Why? You will instantly see the difference because the first thing you will do is fill out a health history like no other you have ever filled out. I seem to remember that Dr. Rob Bruley’s was 24 pages long and included questions like “Do you clear your throat often?” or “Have you experienced any major life changes recently?” right down to the number of daily bowel movements you experience. These questions will be carefully examined by your FMP before you are even seen in the office and a course of action will only take place after you have also had at least one hour and a half appointment in their office, face to face. Don’t be taken aback by the offer of a glass of water, or even a tissue to wipe away your tears of relief. Someone is finally listening to you and they don’t even have their fingers on the door knob.

Next the FMP will try to make things better as soon as possible but this may not be an overnight solution. They may prescribe pharmaceutical products to temporarily alleviate your anxiety or pain, after all they are MDs, so they do understand that once in awhile a pill really does help. What they will do that your GP doesn’t do is try to find the underlying problem not just apply a bandaid that will eventually fail and leave you with a gaping hole again filled with aches and pains that will require one more pill with all of its side effects and conditions. You will most likely have a full blood panel ordered, a 4 stage stool test, mucosal barrier tests and heavy metal tests. You may also need an Estronex test or Cortisal/DHEA test or even an Iodine loading test. The tests requested by the FMP will depend on how you filled out that lengthy questionaire and what tests they feel will peel off the layers and expose the underlying cause of your problem.
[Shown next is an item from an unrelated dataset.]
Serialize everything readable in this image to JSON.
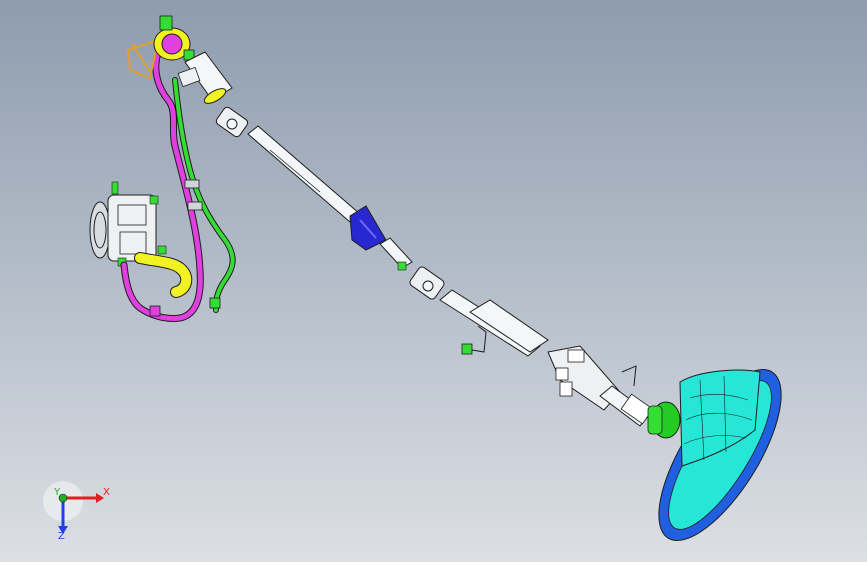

Your insurance may or may not pay for all the tests but if you are seriously ill the cost of the tests is nothing when compared to giving in and losing this battle altogether. Don’t forget there are a plethora of case studies out there where people have sought treatment, been given treatment at great expense, the treatment fails and they go bankrupt trying to pay for failed allopahtic care. Bite the bullet and pay for the tests you need it will be cheaper in the long run.

Once the tests results are back your FMP will schedule up to 3 hours of time to thoroughly discuss a plan of action. You will walk out of the office feeling drained (admittedly of money as well as emotions) but positive. Someone has listened to you, taken action and hope reigns anew. In the case of these two women in the study I read they had both suffered for years with paralyzing pain, dizziness and anxiety. They both were on some of the strongest pain meds you can take and neither one got relief without increasing the strength or adding this pill or that pill and those just exacerbated other issues. When they finally found a FMP and followed through with recommended tests they found that they were both taking zero pharmaceutical products, their pain was gone and their future rosy. Just in case you are interested, one had undiagnosed autoimmune thyroiditis and the other had a bacteria that was harbored in the mucosal lining of her intestinal tract. Both patients were treated in very different ways despite having the same issue of fibromyalgia and both had successful outcomes.

When considering this recommendation remember I am a lay person just like you, I am not a doctor. I have health concerns much the same as you do and I see a FMP because he was the only one who understood that I understood and would listen to me and work with me. He was never threatening or condescending and I can honestly say I have never seen his fingers touch a door knob for anything except to keep  our discussion private and to allow me to leave when I feel all questions have been addressed.